9. Em outras palavras, nestas hipóteses admite-se a capitalização de juros vencidos e não pagos em frequência inferior à anual, nos termos da legislação específica. As normas legais que disciplinam cada tipo de financiamento
passaram a ser um critério seguro para regular o anatocismo.
10. Deste modo, mesmo ao não se considerar como pleno o alcance da Súmula 596 do STF, há na legislação especial que trata das Cédulas de Crédito Bancário autorização expressa para se pactuar os termos da capitalização,
conforme exegese do artigo 28, § 1º, I da Lei 10.931/04.
11. Há que se considerar, ainda, que desde a MP 1.963-17/00, com o seu artigo 5º reeditado pela MP 2.170-36/01, já existia autorização ainda mais ampla para todas as instituições do Sistema Financeiro Nacional. A
consequência do texto da medida provisória foi permitir, como regra geral para o sistema bancário, não apenas o regime matemático de juros compostos e a utilização de taxa de juros efetiva com capitalização mensal, práticas
regulares independentemente de expressa autorização legislativa, mas o "anatocismo" propriamente dito, nos termos apontados nessa decisão, é dizer, a incorporação ao saldo devedor de juros devidos e não pagos em
periodicidade inferior a um ano.
12. Em suma, não ocorre anatocismo em contratos de mútuo pela simples adoção de sistema de amortização que se utilize de juros compostos. Tampouco se vislumbra o anatocismo pela utilização de taxa de juros efetiva com
capitalização mensal derivada de taxa de juros nominal com capitalização anual, ainda quando aquela seja ligeiramente superior a esta. Por fim, a capitalização de juros devidos, vencidos e não pagos é permitida nos termos
autorizados pela legislação e nos termos pactuados entre as partes.
13. O contrato que prevê a disponibilização de crédito em conta corrente, é contrato de mútuo atípico, com juros pós fixados, no qual o capital disponibilizado representa o próprio saldo negativo em conta corrente.
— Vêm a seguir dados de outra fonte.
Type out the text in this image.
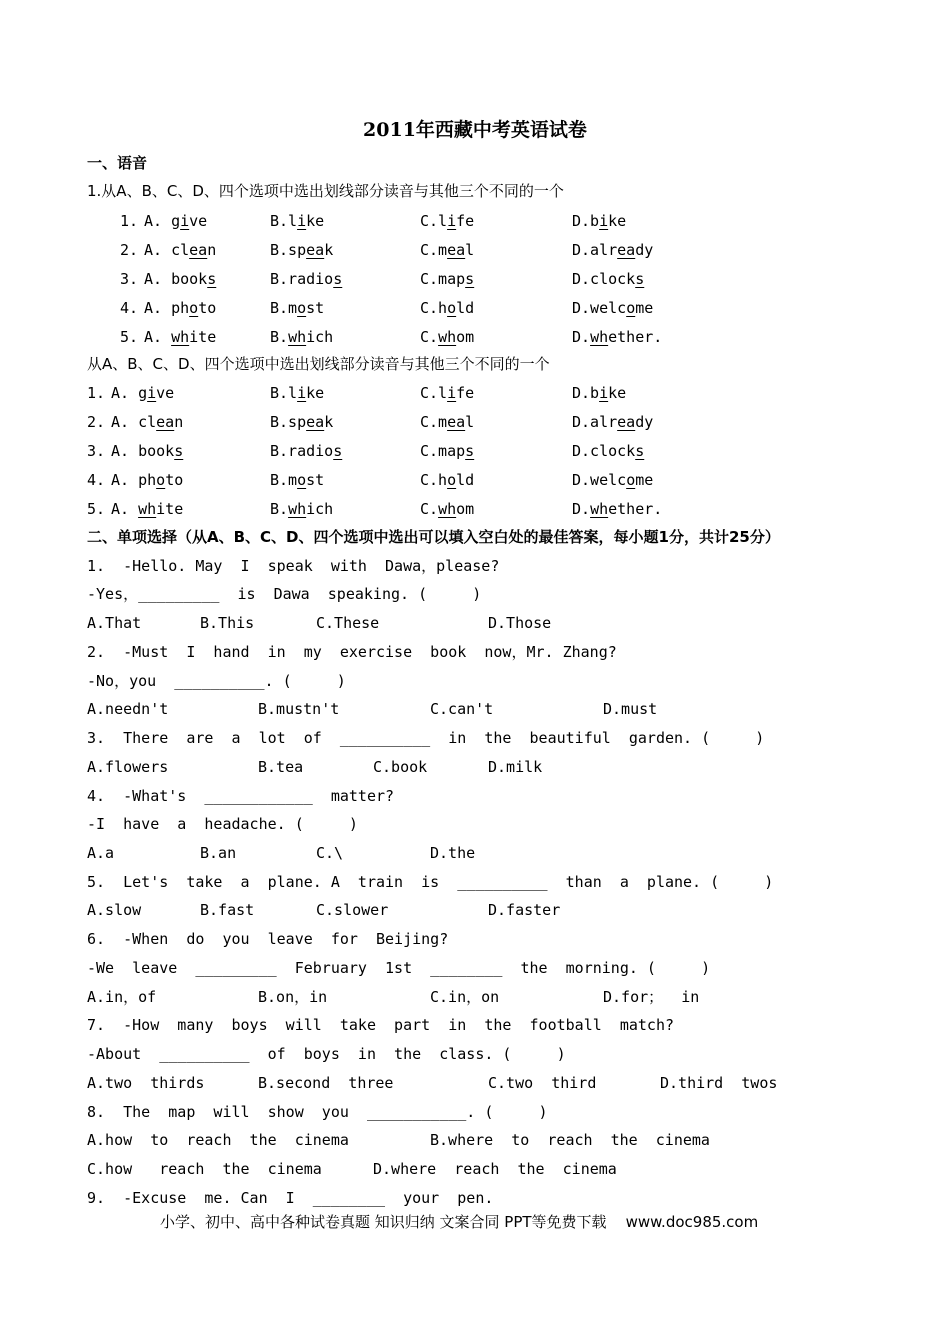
2011年西藏中考英语试卷
一、语音
1.从A、B、C、D、四个选项中选出划线部分读音与其他三个不同的一个
从A、B、C、D、四个选项中选出划线部分读音与其他三个不同的一个
二、单项选择（从A、B、C、D、四个选项中选出可以填入空白处的最佳答案，每小题1分，共计25分）
小学、初中、高中各种试卷真题 知识归纳 文案合同 PPT等免费下载    www.doc985.com
1. A. give	B.like	C.life	D.bike
1. A. give	B.like	C.life	D.bike
2. A. clean	B.speak	C.meal	D.already
2. A. clean	B.speak	C.meal	D.already
3. A. books	B.radios	C.maps	D.clocks
3. A. books	B.radios	C.maps	D.clocks
4. A. photo	B.most	C.hold	D.welcome
4. A. photo	B.most	C.hold	D.welcome
5. A. white	B.which	C.whom	D.whether.
5. A. white	B.which	C.whom	D.whether.
1.  -Hello. May  I  speak  with  Dawa，please?
-Yes，_________  is  Dawa  speaking. (     )
A.That	B.This	C.These	D.Those
2.  -Must  I  hand  in  my  exercise  book  now，Mr. Zhang?
-No，you  __________. (     )
A.needn't	B.mustn't	C.can't	D.must
3.  There  are  a  lot  of  __________  in  the  beautiful  garden. (     )
A.flowers	B.tea	C.book	D.milk
4.  -What's  ____________  matter?
-I  have  a  headache. (     )
A.a	B.an	C.\	D.the
5.  Let's  take  a  plane. A  train  is  __________  than  a  plane. (     )
A.slow	B.fast	C.slower	D.faster
6.  -When  do  you  leave  for  Beijing?
-We  leave  _________  February  1st  ________  the  morning. (     )
A.in，of	B.on，in	C.in，on	D.for；  in
7.  -How  many  boys  will  take  part  in  the  football  match?
-About  __________  of  boys  in  the  class. (     )
A.two  thirds	B.second  three	C.two  third	D.third  twos
8.  The  map  will  show  you  ___________. (     )
A.how  to  reach  the  cinema	B.where  to  reach  the  cinema
C.how   reach  the  cinema	D.where  reach  the  cinema
9.  -Excuse  me. Can  I  ________  your  pen.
Tendo em
vista que não há prazo definido para a amortização do capital nestas condições, o cálculo mensal dos juros remuneratórios com previsão contratual tem autorização legal e não representa, por si, anatocismo nos termos expostos
nesta decisão.
14. A respeito dos limites legais à taxa de juros, há muito não se sustenta a argumentação baseada no artigo 192, § 3º da CF, como é autoexplicativo o texto da Súmula Vinculante nº 7 do STF, entendimento que veio ainda a ser
reforçado pelo STJ com a edição da Súmula 382.
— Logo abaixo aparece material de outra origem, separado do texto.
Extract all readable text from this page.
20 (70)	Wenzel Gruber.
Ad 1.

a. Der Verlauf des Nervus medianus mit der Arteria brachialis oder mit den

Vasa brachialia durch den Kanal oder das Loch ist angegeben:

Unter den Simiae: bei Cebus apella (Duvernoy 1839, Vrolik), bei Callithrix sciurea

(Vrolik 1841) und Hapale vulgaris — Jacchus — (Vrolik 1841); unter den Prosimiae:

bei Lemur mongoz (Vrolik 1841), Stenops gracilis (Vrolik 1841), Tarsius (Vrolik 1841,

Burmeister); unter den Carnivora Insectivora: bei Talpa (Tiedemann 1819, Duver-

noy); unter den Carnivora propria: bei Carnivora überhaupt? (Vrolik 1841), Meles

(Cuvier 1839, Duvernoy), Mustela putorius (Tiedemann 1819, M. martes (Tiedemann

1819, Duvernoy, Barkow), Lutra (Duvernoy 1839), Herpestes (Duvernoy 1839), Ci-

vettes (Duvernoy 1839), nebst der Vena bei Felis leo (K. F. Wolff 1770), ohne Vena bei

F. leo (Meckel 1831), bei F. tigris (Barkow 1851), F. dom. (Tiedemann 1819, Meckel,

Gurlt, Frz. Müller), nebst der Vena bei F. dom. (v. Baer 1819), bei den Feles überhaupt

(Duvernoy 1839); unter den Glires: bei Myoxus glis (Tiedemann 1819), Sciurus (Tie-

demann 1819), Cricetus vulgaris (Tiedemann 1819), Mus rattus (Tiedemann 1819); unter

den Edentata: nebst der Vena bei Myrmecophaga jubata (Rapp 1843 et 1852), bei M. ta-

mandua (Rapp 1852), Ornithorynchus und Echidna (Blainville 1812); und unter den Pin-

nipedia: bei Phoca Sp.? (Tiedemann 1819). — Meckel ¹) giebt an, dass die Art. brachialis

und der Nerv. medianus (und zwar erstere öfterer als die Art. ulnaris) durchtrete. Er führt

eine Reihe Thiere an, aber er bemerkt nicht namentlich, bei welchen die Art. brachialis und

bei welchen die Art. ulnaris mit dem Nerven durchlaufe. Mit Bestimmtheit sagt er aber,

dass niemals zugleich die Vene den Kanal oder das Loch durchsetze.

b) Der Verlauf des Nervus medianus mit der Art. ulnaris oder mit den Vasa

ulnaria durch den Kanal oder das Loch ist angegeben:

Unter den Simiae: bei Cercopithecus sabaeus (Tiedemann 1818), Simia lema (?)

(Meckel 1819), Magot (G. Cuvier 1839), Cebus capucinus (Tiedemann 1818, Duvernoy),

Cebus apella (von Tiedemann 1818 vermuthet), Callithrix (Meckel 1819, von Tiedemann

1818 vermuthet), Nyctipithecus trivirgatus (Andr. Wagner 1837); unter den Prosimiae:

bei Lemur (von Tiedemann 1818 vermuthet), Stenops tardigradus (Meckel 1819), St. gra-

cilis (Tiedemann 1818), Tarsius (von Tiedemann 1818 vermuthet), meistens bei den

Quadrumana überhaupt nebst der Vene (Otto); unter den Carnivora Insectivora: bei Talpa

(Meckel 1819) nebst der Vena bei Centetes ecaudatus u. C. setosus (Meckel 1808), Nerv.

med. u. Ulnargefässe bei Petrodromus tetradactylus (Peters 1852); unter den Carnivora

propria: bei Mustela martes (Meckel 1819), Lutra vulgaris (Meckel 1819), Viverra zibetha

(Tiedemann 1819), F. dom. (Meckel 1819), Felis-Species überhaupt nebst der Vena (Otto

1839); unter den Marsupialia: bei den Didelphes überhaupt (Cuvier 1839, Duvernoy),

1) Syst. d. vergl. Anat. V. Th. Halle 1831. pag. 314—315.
15. O artigo 14 da Lei nº 4.380/64, que só veio a ser revogado pela MP 2.197-43/01, e os artigos 20 e 21 do Decreto-lei 73/66, preveem a obrigatoriedade de contratação de seguro para os imóveis que são objeto e garantia
de financiamento pelas normas do Sistema Financeiro da Habitação. O seguro, nessas circunstâncias, é garantia para o cumprimento da avença, protegendo contra infortúnios o patrimônio do mutuante e do mutuário.
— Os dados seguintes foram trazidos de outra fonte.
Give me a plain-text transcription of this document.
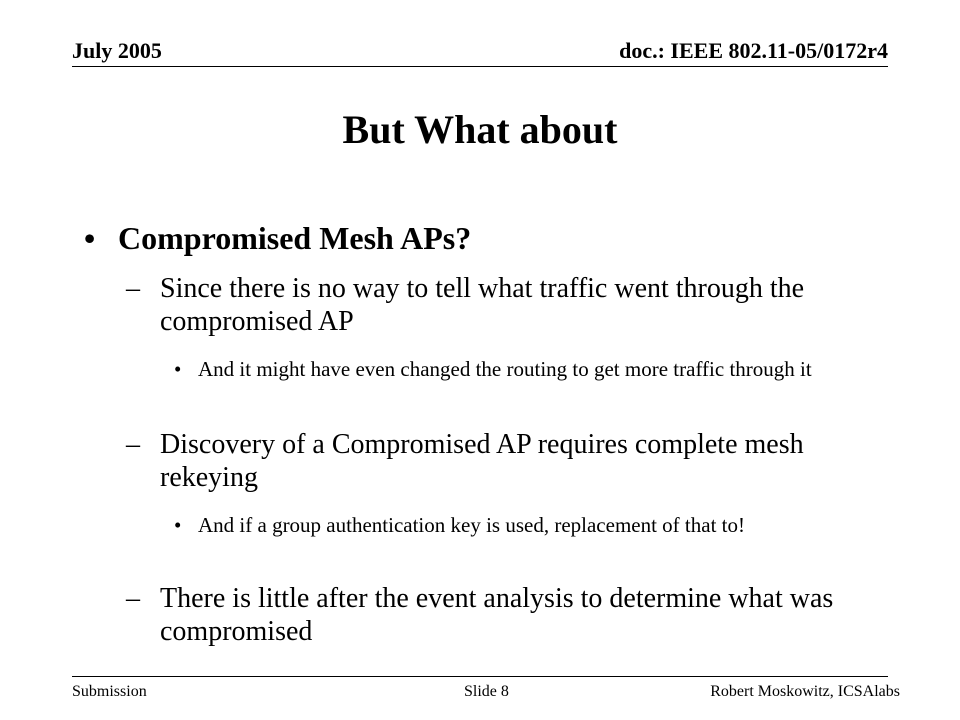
July 2005	doc.: IEEE 802.11-05/0172r4
But What about
• Compromised Mesh APs?
– Since there is no way to tell what traffic went through the compromised AP
• And it might have even changed the routing to get more traffic through it
– Discovery of a Compromised AP requires complete mesh rekeying
• And if a group authentication key is used, replacement of that to!
– There is little after the event analysis to determine what was compromised
Submission	Slide 8	Robert Moskowitz, ICSAlabs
16. É certo que a lei não prevê a obrigatoriedade de que o contrato de seguro seja assinado com a mesma instituição financeira que é parte no contrato de mútuo ou com seguradora por ela indicada. Para que se considere abusiva
a contratação do seguro juntamente à contratação do mútuo ou abusivo o reajuste dos valores pagos a este título, no entanto, as quantias cobradas a este título devem ser consideravelmente superior às taxas praticadas por outras
seguradoras em operação similar. A alegação de venda casada só se sustenta nessas condições, ou se a parte Autora pretender exercer a faculdade de contratar o seguro junto à instituição de sua preferência, o que não requereu
no caso em tela.
17. Apelação a que se nega provimento.
ACÓRDÃO
Vistos e relatados estes autos em que são partes as acima indicadas, por unanimidade, negou provimento à apelação, nos termos do relatório e voto que ficam fazendo parte integrante do presente julgado.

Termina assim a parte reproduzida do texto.